Küçük çocuklara yaşlarına uygun olarak tanıdıkları, bildikleri otorite figürlerinin (hükümet yetkilileri, sağlık bakanlığı, doktorlar ve bilim insanları gibi) bizi güvende tutmak için çok çalıştıklarını belirtmek yerinde olabilir.

Sosyal medya ile ilgili nelere dikkat etmeliyiz?

Bilgiye çok kolay ulaştığımız ama aynı zamanda yanlış bilgiden etkilenmeye çok açık olduğumuz bir çağda yaşıyoruz. Özellikle böyle bir kriz döneminde, çok çeşitli sebeplerle asılsız ve kaygı uyandırıcı içerikler sosyal medyada hızla yayılabiliyor.

Genel olarak küçük çocukların virüsle ilgili haber yayınlarına mümkünse doğrudan maruz kalmaması daha uygun olur.

Çocukların özellikle sosyal medyadan bu virüs ile ilgili güvenilir olmayan haberlerle etkileşimini sınırlamak yerinde olacaktır.

Bu haberlerden ebeveynlerin çocukların bilmesi gerekenleri seçip, süzgeçten geçirip daha makul bir şekilde çocuklara aktarması uygun olacaktır.

Daha büyük yaştaki çocuklar ve ergenlere ise en sağlıklı bilginin konunun uzmanı olan yetkin kişilerden alınabileceğini, bir yorum okuduklarında kaynağını iyi değerlendirmeleri gerektiğini sıklıkla hatırlatmak yerinde olur.

Bu süreçte nelere dikkat etmeliyiz?

Aniden gelen tatil duygusu ve yaşanan süreç çocuk ve gençlerin günlük rutinini oldukça değiştirecektir. Bunun bir dağılmaya dönüşmemesi için bir iki gün içinde ailece bir planlama yapmak çok yerinde olacaktır.

Yeni bir günlük rutin oluşturmak, boşluk ve serbestlik duygusunu frenlemek önemlidir.

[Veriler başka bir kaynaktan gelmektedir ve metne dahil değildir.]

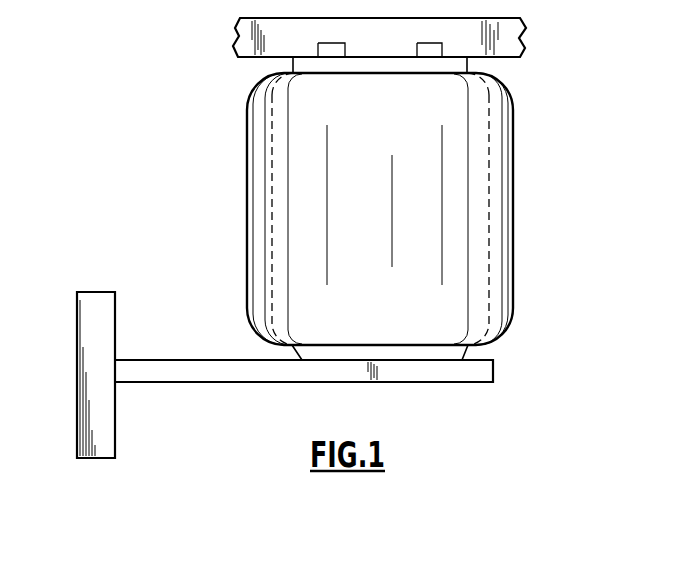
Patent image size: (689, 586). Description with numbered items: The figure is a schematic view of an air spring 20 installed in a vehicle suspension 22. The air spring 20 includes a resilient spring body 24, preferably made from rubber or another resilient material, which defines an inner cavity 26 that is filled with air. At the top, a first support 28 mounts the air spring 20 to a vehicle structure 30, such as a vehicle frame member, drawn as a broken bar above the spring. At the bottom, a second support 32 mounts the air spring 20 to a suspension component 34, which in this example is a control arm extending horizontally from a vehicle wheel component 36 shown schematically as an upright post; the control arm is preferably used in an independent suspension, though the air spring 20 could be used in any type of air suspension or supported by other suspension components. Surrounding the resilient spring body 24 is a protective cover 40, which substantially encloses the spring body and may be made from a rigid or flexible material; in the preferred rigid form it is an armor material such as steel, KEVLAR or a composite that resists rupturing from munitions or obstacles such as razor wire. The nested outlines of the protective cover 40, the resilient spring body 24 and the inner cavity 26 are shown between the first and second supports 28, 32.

The air spring 20 is at (398, 209).
The vehicle suspension 22 is at (287, 350).
The resilient spring body 24 is at (490, 277).
The inner cavity 26 is at (460, 230).
The first support 28 is at (316, 66).
The vehicle structure 30 is at (510, 35).
The second support 32 is at (303, 355).
The suspension component 34 is at (207, 372).
The vehicle wheel component 36 is at (92, 305).
The protective cover 40 is at (247, 243).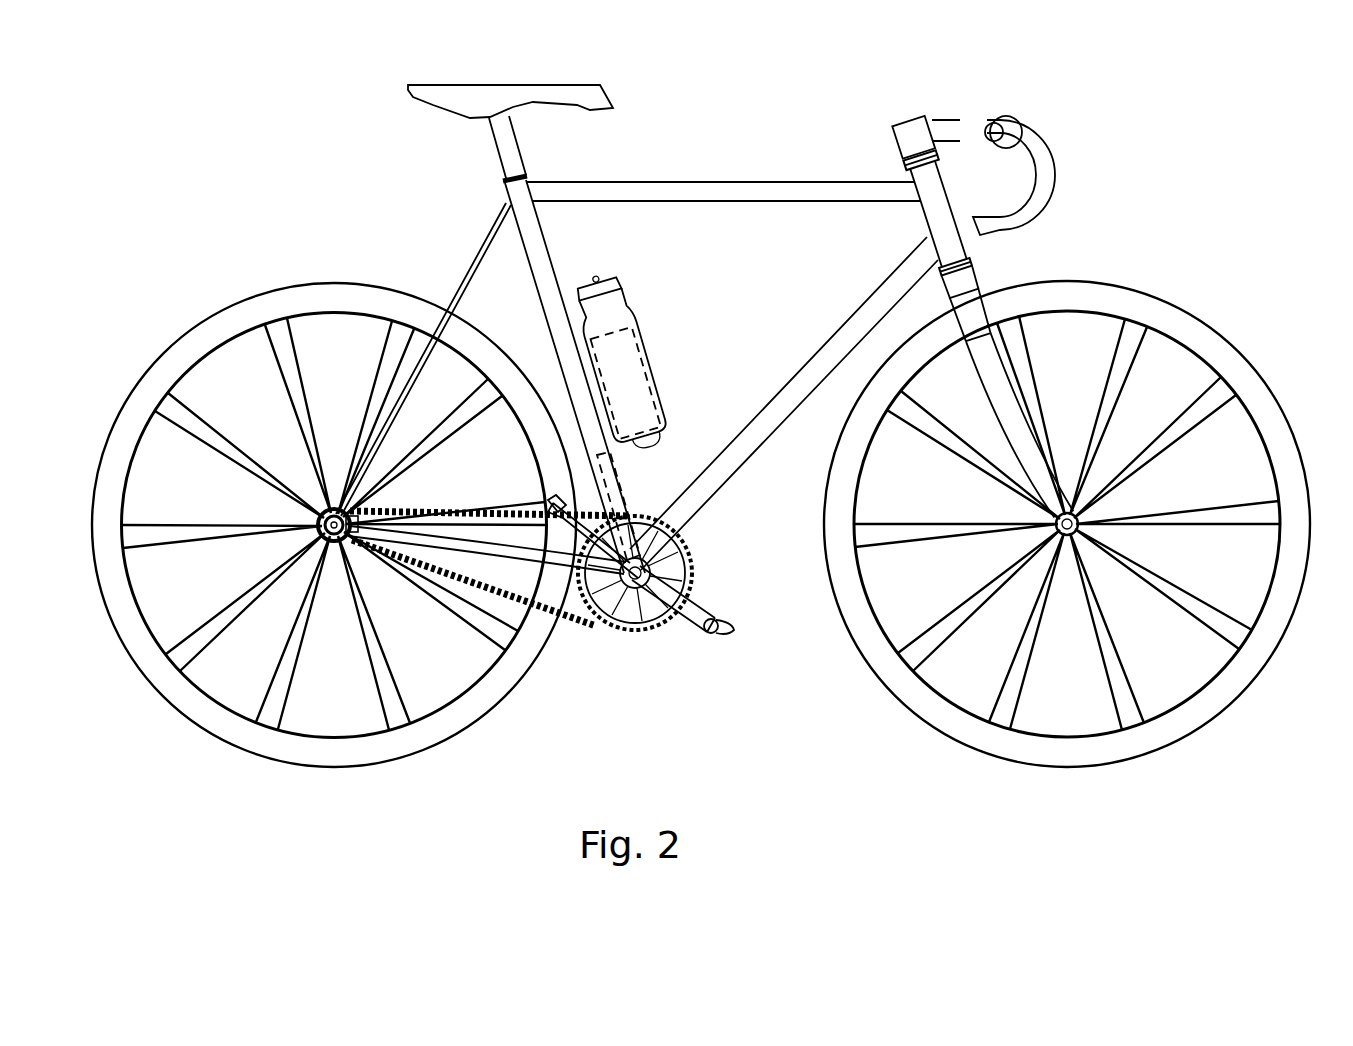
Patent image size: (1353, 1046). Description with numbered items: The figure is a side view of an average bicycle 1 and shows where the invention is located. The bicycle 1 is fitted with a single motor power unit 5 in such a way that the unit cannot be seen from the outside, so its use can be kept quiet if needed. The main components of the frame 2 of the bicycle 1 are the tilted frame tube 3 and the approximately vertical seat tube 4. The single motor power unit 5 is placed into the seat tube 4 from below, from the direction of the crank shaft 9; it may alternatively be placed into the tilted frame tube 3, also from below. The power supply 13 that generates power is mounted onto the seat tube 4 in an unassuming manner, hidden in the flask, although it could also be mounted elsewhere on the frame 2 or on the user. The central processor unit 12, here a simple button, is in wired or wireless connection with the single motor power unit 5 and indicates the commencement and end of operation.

The bicycle 1 is at (1172, 300).
The frame 2 is at (796, 188).
The tilted frame tube 3 is at (822, 373).
The seat tube 4 is at (558, 318).
The single motor power unit 5 is at (672, 580).
The crank shaft 9 is at (683, 620).
The central processor unit 12 is at (890, 172).
The power supply 13 is at (623, 367).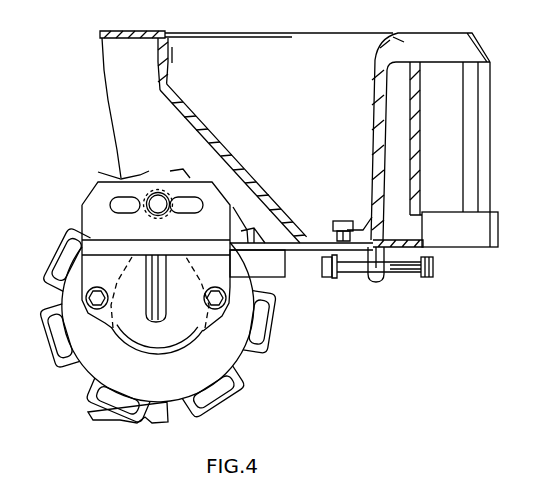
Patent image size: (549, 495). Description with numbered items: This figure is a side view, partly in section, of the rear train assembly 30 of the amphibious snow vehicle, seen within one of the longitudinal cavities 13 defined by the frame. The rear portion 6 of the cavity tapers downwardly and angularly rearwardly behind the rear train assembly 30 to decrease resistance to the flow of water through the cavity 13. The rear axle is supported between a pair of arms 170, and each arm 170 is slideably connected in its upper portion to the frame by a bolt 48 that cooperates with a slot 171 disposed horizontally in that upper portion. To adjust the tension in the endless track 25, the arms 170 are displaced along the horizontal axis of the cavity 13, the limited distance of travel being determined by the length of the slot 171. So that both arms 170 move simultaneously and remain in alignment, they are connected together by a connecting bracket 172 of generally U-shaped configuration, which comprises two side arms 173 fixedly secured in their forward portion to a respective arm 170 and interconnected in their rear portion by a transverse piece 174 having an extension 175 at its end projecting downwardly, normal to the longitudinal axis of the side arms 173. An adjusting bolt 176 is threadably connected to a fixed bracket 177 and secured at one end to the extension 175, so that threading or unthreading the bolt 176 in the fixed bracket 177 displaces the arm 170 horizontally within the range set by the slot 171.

The rear portion of the cavities 6 is at (226, 146).
The longitudinal cavity 13 is at (156, 72).
The endless track 25 is at (147, 421).
The rear train assembly 30 is at (294, 355).
The bolt 48 is at (157, 200).
The arm 170 is at (189, 333).
The slot 171 is at (186, 196).
The connecting bracket 172 is at (282, 266).
The side arm 173 is at (272, 272).
The transverse piece 174 is at (318, 245).
The extension 175 is at (331, 280).
The adjusting bolt 176 is at (356, 271).
The fixed bracket 177 is at (373, 247).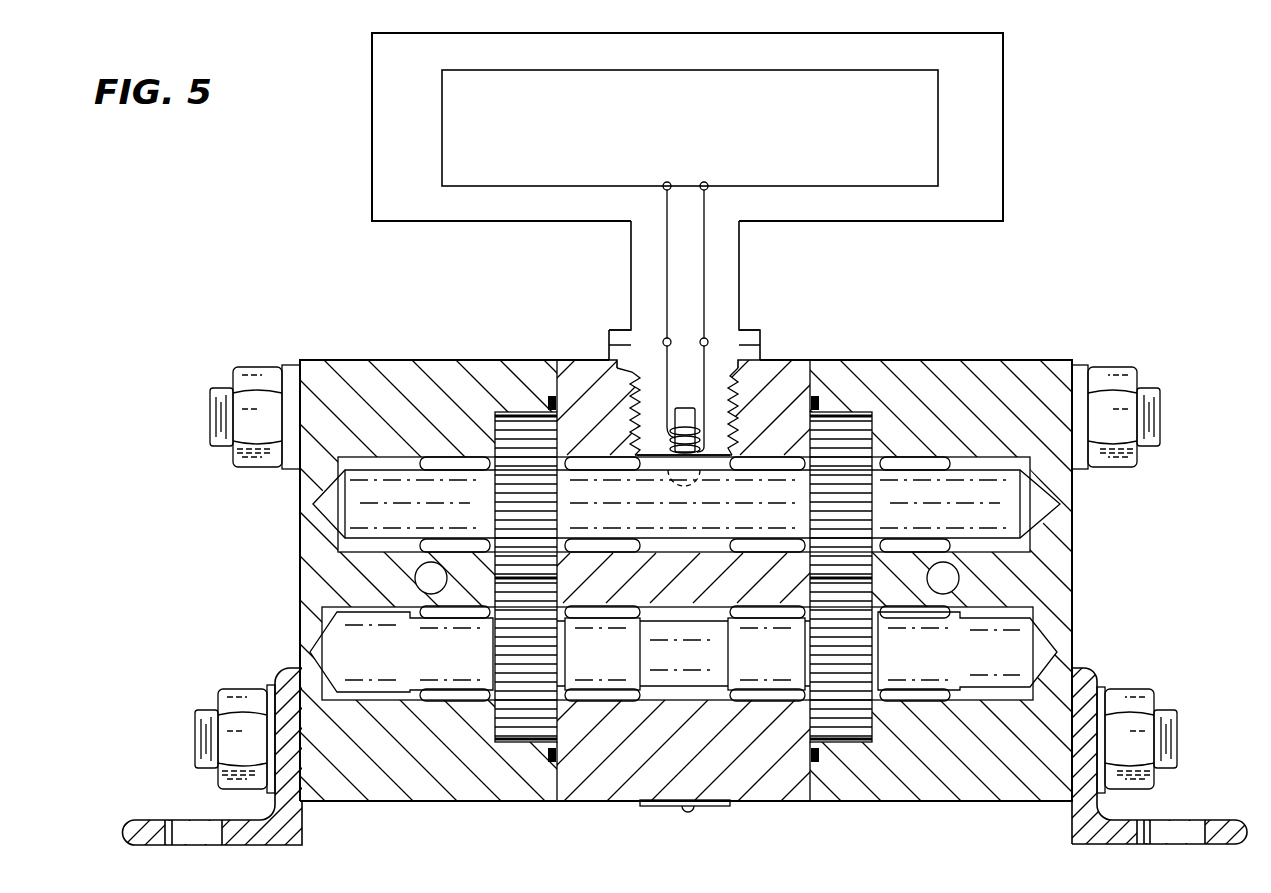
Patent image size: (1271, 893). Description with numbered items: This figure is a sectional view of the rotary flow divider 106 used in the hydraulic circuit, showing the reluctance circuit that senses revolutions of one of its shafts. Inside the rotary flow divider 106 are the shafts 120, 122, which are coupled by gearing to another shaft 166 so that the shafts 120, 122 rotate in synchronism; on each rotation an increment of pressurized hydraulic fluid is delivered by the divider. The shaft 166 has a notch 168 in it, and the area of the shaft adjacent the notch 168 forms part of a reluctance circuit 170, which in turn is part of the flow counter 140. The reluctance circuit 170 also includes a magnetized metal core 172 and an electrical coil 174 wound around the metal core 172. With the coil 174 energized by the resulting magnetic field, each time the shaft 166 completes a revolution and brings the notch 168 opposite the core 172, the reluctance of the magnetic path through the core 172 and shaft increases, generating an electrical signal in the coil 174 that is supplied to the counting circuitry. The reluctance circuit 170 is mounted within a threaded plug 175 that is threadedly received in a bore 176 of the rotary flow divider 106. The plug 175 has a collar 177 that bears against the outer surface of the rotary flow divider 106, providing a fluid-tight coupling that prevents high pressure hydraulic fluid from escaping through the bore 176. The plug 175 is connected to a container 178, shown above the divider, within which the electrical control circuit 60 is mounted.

The electrical control circuit 60 is at (695, 144).
The rotary flow divider 106 is at (970, 357).
The shaft 120 is at (626, 640).
The shaft 122 is at (947, 645).
The flow counter 140 is at (716, 418).
The shaft 166 is at (652, 501).
The notch 168 is at (643, 457).
The reluctance circuit 170 is at (684, 408).
The magnetized metal core 172 is at (713, 376).
The electrical coil 174 is at (690, 480).
The threaded plug 175 is at (637, 390).
The bore 176 is at (714, 442).
The collar 177 is at (758, 349).
The container 178 is at (1003, 136).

Günlük ders, tekrar, soru çözme, serbest zaman, kitap okuma, hobi etkinliklerinin olabildiğince bir programa bağlanması en azından adının konması önemlidir. İki hafta sonra okulların açılıp normal düzene dönüleceği ve görev ve sorumluluklarımızın devam ettiği arada hatırlatılmalıdır.

Eğer;

Çocuğunuzun uyku, beslenme ve günlük düzeninde belirgin farklılıklar görüyorsanız,

El yıkama ve hijyen kurallarında aşırıya kaçıyorsa,

Tatil sürecinde günlük bir rutin oluşturamayıp sürekli bu gündemle meşgul oluyorsa,

endişe ve kaygılarıyla ilgili düşünüp konuşabilmesine alan açmak daha da önem kazanacaktır.